2 METHODS
2.1 Integrative Systems Biology Workflow. We developed and applied a systems biology workflow to study BCG network pharmacology and prioritize small-molecule BCG mimics and antivirals. Our workflow (Figure1) incorporates three major components: (1) a module for mining and prioritizing gene signatures representative of a condition or a biological state; (2) a network-mining module to identify genetic perturbations that induce gene expression profiles that are highly enriched with the genes constituting the condition gene signature; and (3) a pathway enrichment module to understand the biological processes involved in the mechanism of action of BCG and highly correlated genetic perturbagens.
2.2 BCG consensus gene signature. A consensus gene signature for BCG vaccine was derived from gene expression profiles in peripheral blood mononuclear cells (PBMCs) in response to a BCG challenge test reported by Matsumiya et al , GSE58636 dataset on NCBI Gene Expression Omnibus (GEO). All whole blood samples were collected from healthy human subjects enrolled in phase 1 trial (clinical trials registration: NCT01194180). For the purposes of this study we used the gene expression profiles generated from two human subject groups included in the above trial: group 1 (BCG naive), and group 2 (BCG vaccinated; median time since vaccination, 10 years).

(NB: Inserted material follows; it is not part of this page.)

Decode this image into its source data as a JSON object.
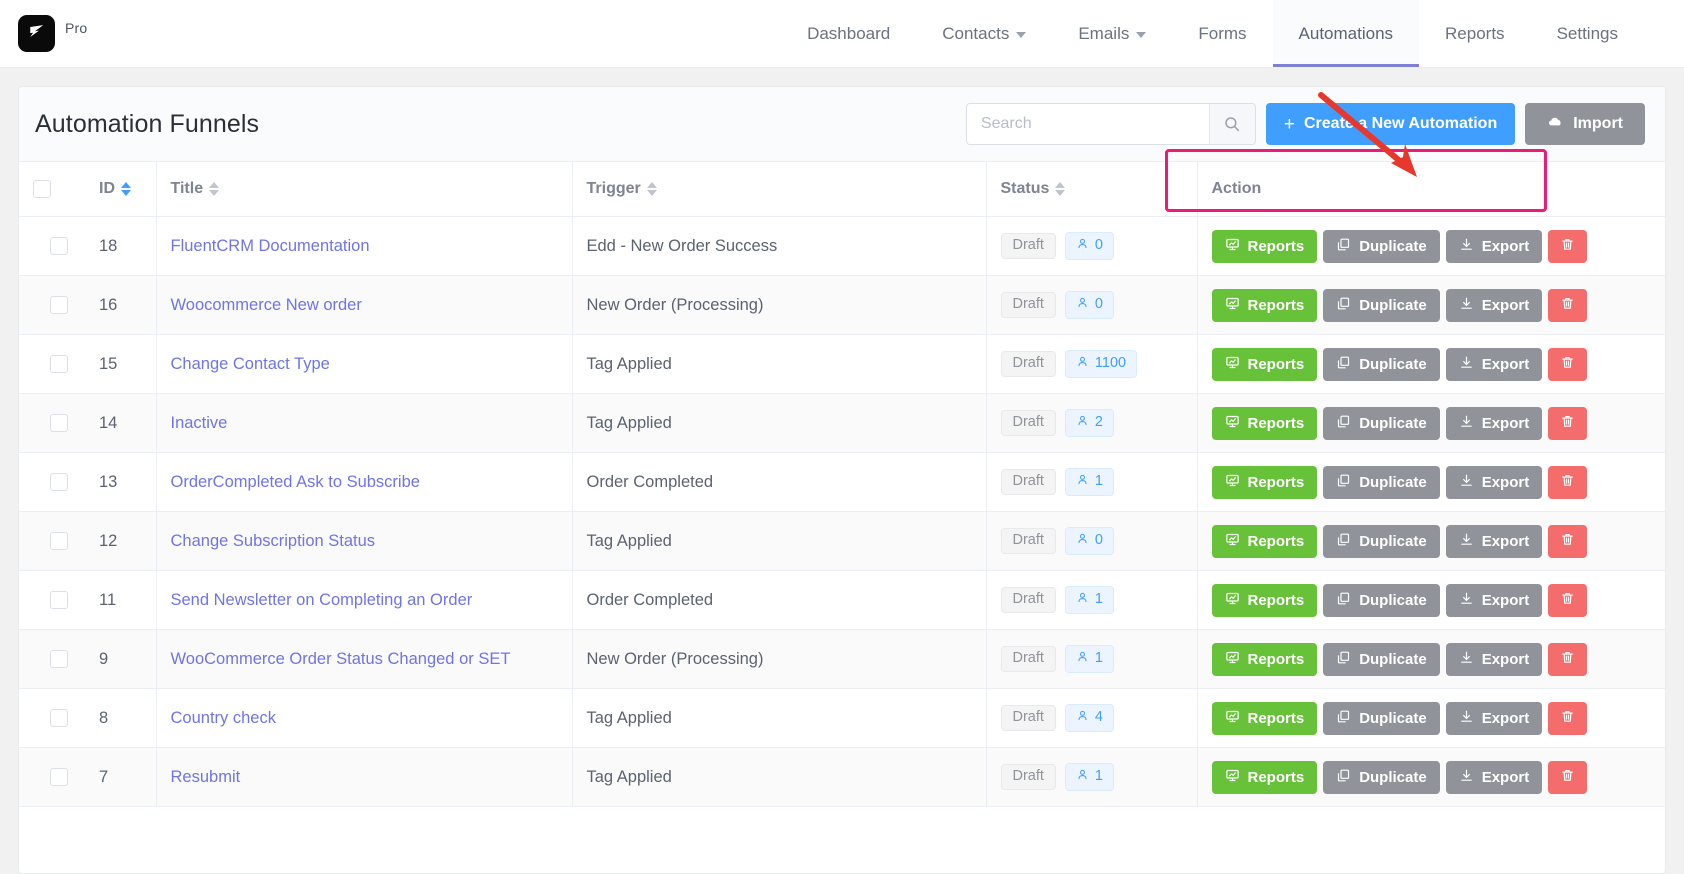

The consensus gene signature we prepared to study network pharmacology and query the connectivity map consisted of the genes that showed significant differential gene expression in response to a BCG challenge test (stimulated) in comparison with controls (unstimulated) on days 0 and 14 in both groups 1 and 2.
2.3 Network Building. A systematic search, for nearest neighbor (NN) genes/proteins of the upregulated and downregulated genes in BCG’s gene signature, was conducted in Cytoscape version 3.8.0 using the STRING protein query application. All retrieved protein-protein interactions (PPIs), including both physical and functional interactions were retrieved from popular databases such as MINT, HPRD, BIND, DIP, BioGRID, KEGG, Reactome, EcoCyc, NCI-Nature Pathway Interaction Database, and Gene Ontology (GO) protein complexes. Network building tools in Cytoscape version 3.7.2 were used to generate PPI networks for BCG-CGS.

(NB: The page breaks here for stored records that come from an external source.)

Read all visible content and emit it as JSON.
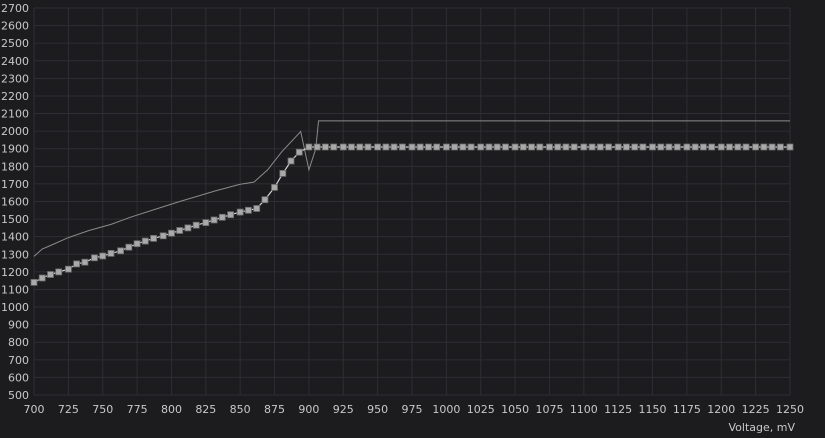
{
  "chart_data": {
    "type": "line",
    "xlabel": "Voltage, mV",
    "ylabel": "",
    "xlim": [
      700,
      1250
    ],
    "ylim": [
      500,
      2700
    ],
    "x_ticks": [
      700,
      725,
      750,
      775,
      800,
      825,
      850,
      875,
      900,
      925,
      950,
      975,
      1000,
      1025,
      1050,
      1075,
      1100,
      1125,
      1150,
      1175,
      1200,
      1225,
      1250
    ],
    "y_ticks": [
      500,
      600,
      700,
      800,
      900,
      1000,
      1100,
      1200,
      1300,
      1400,
      1500,
      1600,
      1700,
      1800,
      1900,
      2000,
      2100,
      2200,
      2300,
      2400,
      2500,
      2600,
      2700
    ],
    "grid": true,
    "colors": {
      "background": "#1c1c1f",
      "grid": "#2e2e33",
      "curve": "#d0d0d0",
      "points": "#a9a9a9",
      "reference": "#8a8a8a"
    },
    "series": [
      {
        "style": "thin-line",
        "x": [
          700,
          706,
          712,
          725,
          740,
          756,
          770,
          790,
          806,
          818,
          832,
          850,
          860,
          870,
          880,
          894,
          900,
          905,
          907,
          1250
        ],
        "y": [
          1288,
          1330,
          1350,
          1395,
          1435,
          1470,
          1510,
          1560,
          1600,
          1628,
          1660,
          1698,
          1710,
          1780,
          1880,
          1998,
          1780,
          1900,
          2058,
          2058
        ]
      },
      {
        "style": "line-with-square-markers",
        "x": [
          700,
          706,
          712,
          718,
          725,
          731,
          737,
          744,
          750,
          756,
          763,
          769,
          775,
          781,
          787,
          794,
          800,
          806,
          812,
          818,
          825,
          831,
          837,
          843,
          850,
          856,
          862,
          868,
          875,
          881,
          887,
          893,
          900,
          906,
          912,
          918,
          925,
          931,
          937,
          943,
          950,
          956,
          962,
          968,
          975,
          981,
          987,
          993,
          1000,
          1006,
          1012,
          1018,
          1025,
          1031,
          1037,
          1043,
          1050,
          1056,
          1062,
          1068,
          1075,
          1081,
          1087,
          1093,
          1100,
          1106,
          1112,
          1118,
          1125,
          1131,
          1137,
          1143,
          1150,
          1156,
          1162,
          1168,
          1175,
          1181,
          1187,
          1193,
          1200,
          1206,
          1212,
          1218,
          1225,
          1231,
          1237,
          1243,
          1250
        ],
        "y": [
          1140,
          1165,
          1185,
          1200,
          1215,
          1245,
          1255,
          1280,
          1290,
          1305,
          1320,
          1340,
          1360,
          1375,
          1390,
          1405,
          1420,
          1435,
          1450,
          1465,
          1480,
          1495,
          1510,
          1525,
          1540,
          1550,
          1560,
          1610,
          1680,
          1760,
          1830,
          1880,
          1910,
          1910,
          1910,
          1910,
          1910,
          1910,
          1910,
          1910,
          1910,
          1910,
          1910,
          1910,
          1910,
          1910,
          1910,
          1910,
          1910,
          1910,
          1910,
          1910,
          1910,
          1910,
          1910,
          1910,
          1910,
          1910,
          1910,
          1910,
          1910,
          1910,
          1910,
          1910,
          1910,
          1910,
          1910,
          1910,
          1910,
          1910,
          1910,
          1910,
          1910,
          1910,
          1910,
          1910,
          1910,
          1910,
          1910,
          1910,
          1910,
          1910,
          1910,
          1910,
          1910,
          1910,
          1910,
          1910,
          1910
        ]
      }
    ]
  }
}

2.4 Enrichment Analysis. Enrichment analysis was conducted in Cytoscape and MetaCore to identify pathways and biological processes associated with BCG-CGS and CMap genetic connections. The significance of the enrichment was determined by the hypergeometric test. All terms from the ontology are ranked based on their calculated p-values. Ontology terms with p-values less than the p-value threshold 0.05 are defined as statistically significant and therefore relevant to the studied list of genes. All terms from the ontology are ranked according to their calculated p-values.
2.5 The Connectivity Map (CMap). The CMap is a chemogenomics database that catalogs 1.3 Million profiles of transcriptional responses of human cells to chemical and genetic perturbations. Currently, there are 27,927 perturbagens (19,911 small molecules, and 7,494 genetic perturbagens) producing 476,251 expression signatures in 9 human cell lines: PC3, VCAP, A375, A459, HA1E, HCC515, HT29, MCF7, HEPG2. This database of cellular signatures has been produced using the L1000 platform; a high-throughput gene expression assay that measures the mRNA transcript abundance of 978 ”landmark” genes from human cells.
2.6 Causal Reasoning. Causal reasoning analysis identify genes and proteins of a ‘topological significance’ in order to make decisions whether these genes/proteins are eligible for targeting in the studied phenotype. In this study we applied causal reasoning to identify molecular regulators that most likely directly cause the observed expression changes in transcriptional profiles in response to BCG. In this approach, changes in gene expression, both direction and effect of edges in the network are taken into account. For each node (i.e., gene) in causal reasoning network, observed changes in expression are matched with the expected changes inferred from network structure given the hypothesis that the observed gene expression is decreased or increased due to its activity. Each node has outgoing activation or inhibition effects on other objects in the knowledge database, and a key hub with a predicted increase in activity shows increased expression for those genes that the hub is known to activate, and it shows decreased expression for genes it is known to inhibit. Each predicted key hub has a prediction P-value which is produced as a result of a binomial test used to assess the probability of making a given number of supportive data out of all defined differentially expressed genes (DEGs) in examined data. It is noteworthy that causal reasoning examines both direct neighbors of differentially expressed genes, and remote (several steps away) regulators. All causal reasoning predictions were performed in Key Pathway Advisor from Clarivate Analytics, using the Pollard method.
2.7 R-package gplots. gplots v3.0.1.2 was used as for plotting enhanced heatmaps for transcriptional data (e.g., heatmap representing BCG-CGS in Figure 2). Heat maps were generated using the heatmap.2 function included in this package.